The other three episodes of the season did not match the viewership of "Bop Gun", but they were nevertheless considered strong ratings for the show, better than past Homicide episodes and the average rating for L.A. Law. Homicide's improved ratings in the Thursday night timeslot fueled speculation that L.A. Law might be canceled and Homicide would take its place. Warren Littlefield denied such claims, believing the success of one series did not necessarily have to mean the cancellation of the other. Despite Homicide's improvement in the ratings, NBC did not immediately commit to a third season until the producers agreed to even more changes, including more prominent guest stars, more women in the cast and more life-affirming storylines. Outgoing cast member Polito publicly decried these changes, claiming the show was going to change from a drama into a "soap opera".

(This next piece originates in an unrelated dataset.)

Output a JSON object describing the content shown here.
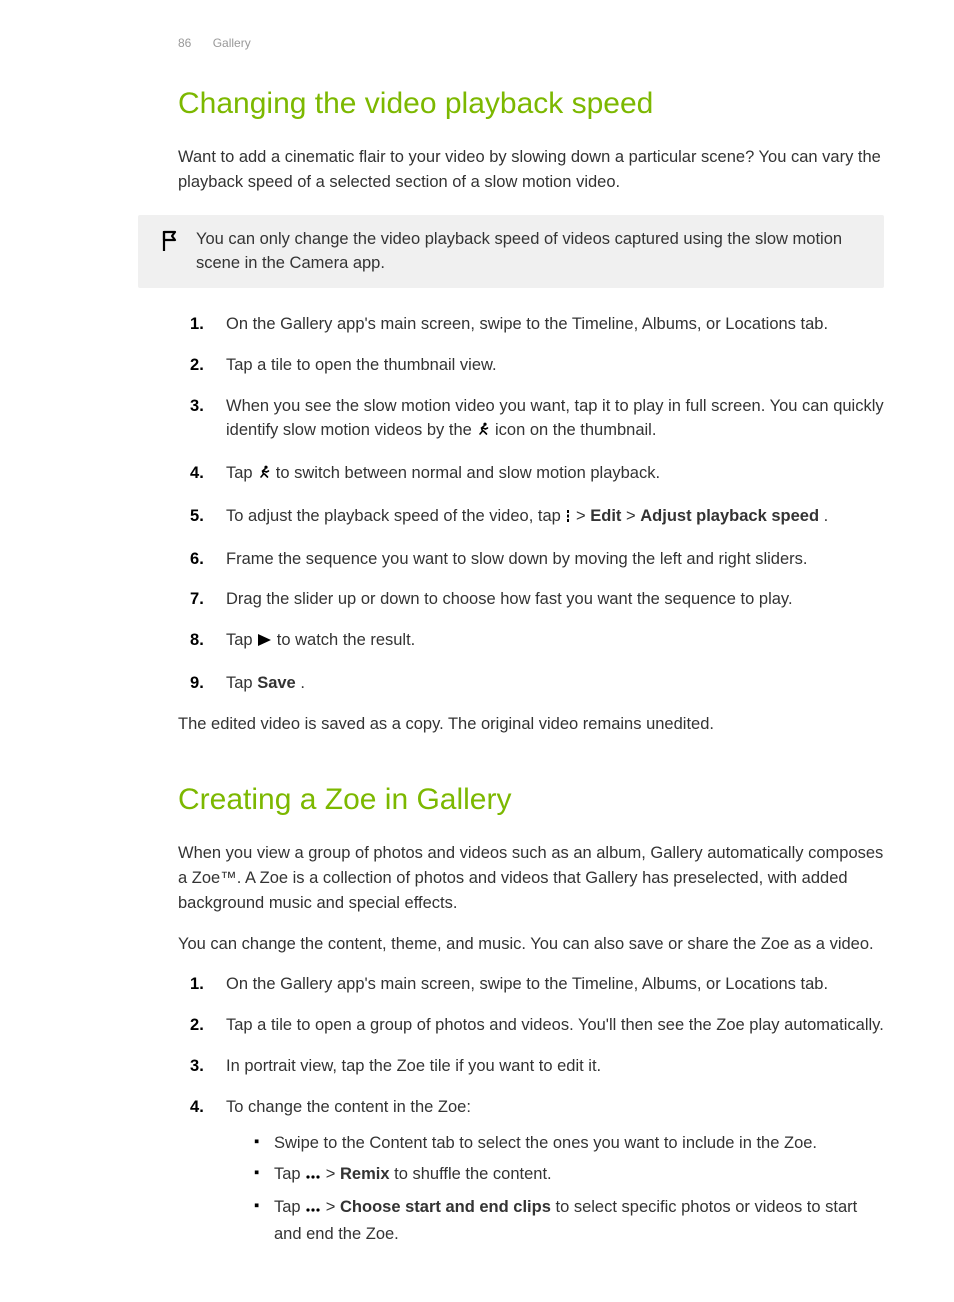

To cut down on costs, the network also pressured Levinson to relocate filming to California rather than Baltimore, which would reduce costs for travel, lodging and meals. Maryland Governor William Donald Schaefer sent a telegram to Levinson encouraging him to remain in the city: "I wanted you to know that we are proud of having this exceptional series shot in your native state and stand ready to help toward a positive decision for additional production of the series." Levinson and Fontana considered leaving Baltimore not only for the cost savings, but also because of the letters of outrage by the city's detectives over "See No Evil," as well as a report in the Associated Press that the show was giving Baltimore a bad image by drawing attention to its murder rate. Ultimately, however, Levinson decided to remain in Baltimore. On February 15, 1994, the day the options of the cast contracts expired, NBC decided at midnight to sign for a third season, but ordered only 13 episodes instead of a full 22-episode season, opting to wait and see how the ratings performed before committing to the final nine.

===Awards===
Robin Williams received an Emmy Award nomination for Guest Actor in a Drama Series for his role in "Bop Gun". It was the only Emmy nomination Homicide: Life on the Street received in the 46th Primetime Emmy Awards; the series received four nominations the previous year. Williams lost the Emmy to Richard Kiley for his performance in the CBS drama series Picket Fences. "Bop Gun" won a Writers Guild of America Award for Best Screenplay of an Episodic Drama. It defeated competing episodes of Northern Exposure and NYPD Blue, as well as another second season Homicide episode, "A Many Splendored Thing".

==DVD release==
The first and second seasons of Homicide were released together in a four-DVD box-set "Homicide: Life on the Street: The Complete Seasons 1 & 2", which was released by A&E Home Video on May 27, 2003 for $69.95. The set included an audio commentary by Levinson and Fontana for the first-season premiere, "Gone for Goode", as well as a collection of the commercials that advertised the episode during the Super Bowl.